Anyway, all i'm trying to say is that there is not a continuum of theories used for different scales of size. Neither is there a continuum of theories used for different scales of any quantity. The two big theories we have describe different things, different qualities of the universe - not different scales (their usual application to different scales is a result of their application in describing different forces). A theory of everything would combine these descriptions of different things, and as such, would work at all different scales... the only need for a scale system in a TOE would be a general rule of thumb for which classical 'force' is predominant, but a rule of thumb only (given the overlap mentioned above)
atulK
1 / 5 (1) Nov 17, 2007
Fredrick,

thank you for such wonderful comments. I am delighted to get such aspects on what really is 'scale'. Size and Numbers. hmmm...

>Anyway, all i'm trying to say is that there is
>not a continuum of theories used for different
>scales of size. Neither is there a continuum of
>theories used for different scales of any
>quantity. The two big theories we have describe
>different things, different qualities of the
>universe - not different ...

Have not understood these statements to its full extent.

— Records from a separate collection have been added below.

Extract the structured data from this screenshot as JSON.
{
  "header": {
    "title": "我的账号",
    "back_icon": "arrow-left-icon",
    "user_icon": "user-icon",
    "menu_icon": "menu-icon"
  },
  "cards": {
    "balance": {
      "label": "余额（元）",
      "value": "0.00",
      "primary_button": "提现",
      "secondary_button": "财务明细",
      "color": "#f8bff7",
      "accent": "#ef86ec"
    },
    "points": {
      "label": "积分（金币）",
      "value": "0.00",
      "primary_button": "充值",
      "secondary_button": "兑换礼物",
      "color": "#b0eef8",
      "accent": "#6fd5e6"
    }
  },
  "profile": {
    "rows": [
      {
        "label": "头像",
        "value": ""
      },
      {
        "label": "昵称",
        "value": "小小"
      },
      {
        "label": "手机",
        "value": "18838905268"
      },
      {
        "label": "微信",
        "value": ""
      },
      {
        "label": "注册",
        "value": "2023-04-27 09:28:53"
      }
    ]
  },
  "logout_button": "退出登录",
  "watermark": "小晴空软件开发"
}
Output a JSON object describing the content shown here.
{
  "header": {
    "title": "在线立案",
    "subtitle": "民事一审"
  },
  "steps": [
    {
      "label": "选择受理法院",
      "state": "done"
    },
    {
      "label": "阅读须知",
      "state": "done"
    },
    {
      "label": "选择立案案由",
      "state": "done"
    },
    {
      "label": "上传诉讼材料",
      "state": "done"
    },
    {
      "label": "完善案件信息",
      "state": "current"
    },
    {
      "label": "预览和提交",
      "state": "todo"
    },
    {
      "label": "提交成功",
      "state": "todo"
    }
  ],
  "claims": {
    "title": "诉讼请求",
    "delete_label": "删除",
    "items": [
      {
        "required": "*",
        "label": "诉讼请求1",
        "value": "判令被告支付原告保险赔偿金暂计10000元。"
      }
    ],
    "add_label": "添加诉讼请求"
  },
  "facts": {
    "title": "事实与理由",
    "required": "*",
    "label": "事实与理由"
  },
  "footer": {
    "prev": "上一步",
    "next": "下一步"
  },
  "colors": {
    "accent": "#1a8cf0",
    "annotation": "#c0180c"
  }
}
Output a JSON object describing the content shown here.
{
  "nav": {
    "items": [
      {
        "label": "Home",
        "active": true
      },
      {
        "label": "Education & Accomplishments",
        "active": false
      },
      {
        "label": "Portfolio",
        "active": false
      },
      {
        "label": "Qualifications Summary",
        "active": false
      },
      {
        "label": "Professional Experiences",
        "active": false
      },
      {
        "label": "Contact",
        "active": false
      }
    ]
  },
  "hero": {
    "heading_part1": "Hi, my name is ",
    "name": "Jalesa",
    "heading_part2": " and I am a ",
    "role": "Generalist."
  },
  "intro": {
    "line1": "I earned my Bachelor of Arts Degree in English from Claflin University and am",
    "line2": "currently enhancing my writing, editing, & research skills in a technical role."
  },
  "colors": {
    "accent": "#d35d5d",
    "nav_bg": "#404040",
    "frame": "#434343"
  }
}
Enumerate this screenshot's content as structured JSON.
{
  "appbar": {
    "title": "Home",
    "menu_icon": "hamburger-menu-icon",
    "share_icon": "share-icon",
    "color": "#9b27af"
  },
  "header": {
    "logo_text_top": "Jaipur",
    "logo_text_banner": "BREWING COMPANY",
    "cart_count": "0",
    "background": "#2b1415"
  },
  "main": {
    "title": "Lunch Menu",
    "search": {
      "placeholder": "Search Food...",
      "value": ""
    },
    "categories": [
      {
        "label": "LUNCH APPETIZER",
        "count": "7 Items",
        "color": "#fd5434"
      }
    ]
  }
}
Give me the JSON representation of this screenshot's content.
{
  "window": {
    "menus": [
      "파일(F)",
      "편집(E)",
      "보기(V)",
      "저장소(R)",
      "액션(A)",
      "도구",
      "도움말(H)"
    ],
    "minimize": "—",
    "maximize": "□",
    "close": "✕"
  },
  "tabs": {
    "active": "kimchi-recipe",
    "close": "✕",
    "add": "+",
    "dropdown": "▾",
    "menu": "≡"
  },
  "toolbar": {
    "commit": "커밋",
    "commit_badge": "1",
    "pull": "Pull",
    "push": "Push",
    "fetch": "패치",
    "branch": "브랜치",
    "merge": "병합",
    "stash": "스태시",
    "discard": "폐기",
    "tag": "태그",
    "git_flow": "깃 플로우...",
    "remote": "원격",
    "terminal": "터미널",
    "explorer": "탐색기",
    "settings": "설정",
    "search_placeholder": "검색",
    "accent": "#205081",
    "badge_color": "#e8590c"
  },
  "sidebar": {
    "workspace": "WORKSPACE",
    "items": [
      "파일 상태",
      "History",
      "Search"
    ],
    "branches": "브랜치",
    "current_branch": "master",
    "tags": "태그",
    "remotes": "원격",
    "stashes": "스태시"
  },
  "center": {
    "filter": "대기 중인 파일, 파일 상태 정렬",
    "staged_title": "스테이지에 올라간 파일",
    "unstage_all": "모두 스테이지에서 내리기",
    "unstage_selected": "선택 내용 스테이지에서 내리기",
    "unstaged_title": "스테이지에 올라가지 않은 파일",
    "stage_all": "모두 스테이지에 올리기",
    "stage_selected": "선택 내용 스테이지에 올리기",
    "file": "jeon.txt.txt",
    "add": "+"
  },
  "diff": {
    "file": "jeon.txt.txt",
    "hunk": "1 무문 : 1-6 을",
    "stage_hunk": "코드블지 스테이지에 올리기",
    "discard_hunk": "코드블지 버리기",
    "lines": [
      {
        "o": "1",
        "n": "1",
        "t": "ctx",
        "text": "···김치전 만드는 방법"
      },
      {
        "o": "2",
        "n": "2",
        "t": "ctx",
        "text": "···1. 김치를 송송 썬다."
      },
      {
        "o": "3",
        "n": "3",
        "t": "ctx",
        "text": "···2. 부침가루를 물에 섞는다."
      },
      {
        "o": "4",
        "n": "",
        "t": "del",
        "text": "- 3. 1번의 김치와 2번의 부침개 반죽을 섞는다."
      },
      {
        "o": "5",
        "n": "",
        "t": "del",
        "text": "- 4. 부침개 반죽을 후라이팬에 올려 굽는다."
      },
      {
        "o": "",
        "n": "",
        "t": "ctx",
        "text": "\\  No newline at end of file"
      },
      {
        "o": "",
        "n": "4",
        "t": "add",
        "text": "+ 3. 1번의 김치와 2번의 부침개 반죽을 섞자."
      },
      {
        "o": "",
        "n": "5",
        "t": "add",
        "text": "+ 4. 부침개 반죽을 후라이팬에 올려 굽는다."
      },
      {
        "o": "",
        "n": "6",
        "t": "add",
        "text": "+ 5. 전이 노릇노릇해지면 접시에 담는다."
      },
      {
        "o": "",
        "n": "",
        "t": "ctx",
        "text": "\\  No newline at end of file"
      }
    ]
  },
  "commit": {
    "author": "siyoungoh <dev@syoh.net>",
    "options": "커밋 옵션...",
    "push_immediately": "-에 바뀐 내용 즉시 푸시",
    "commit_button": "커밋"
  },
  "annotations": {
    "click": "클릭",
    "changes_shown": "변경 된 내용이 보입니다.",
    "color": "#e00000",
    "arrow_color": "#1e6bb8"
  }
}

With scale of numbers i had this interesting question thrown to people around me

The question was (with apologies for digression)

Are these two experiments equivalent (the term may need precise definition too)

1. tossing a coin 'n' number of times (of course
one after the other assuming this has meaning
on "classical" time axis, but stretch of imagination permitted by all means!- SIPBAM)

2. toassing 'n' coins simultaneousely (again
treating simultaneity in classical way -
SIPBAM !)

tried to understand this paper related to this thread topic:

http://homepage.u...0403.pdf

But my naive understanding of scales for a theory was that the theory fails when it predicts answers beyond measurability within tolerance - there is no such thing as 'exact' in any vocabulary i guess.

But i understand its not as simple as this.
earls
1 / 5 (2) Nov 19, 2007
_Yesh_
Savgargin
1 / 5 (1) Nov 23, 2007
Phew... good read. Glad I signed up!
Ragtime
Nov 24, 2007
This comment has been removed by a moderator.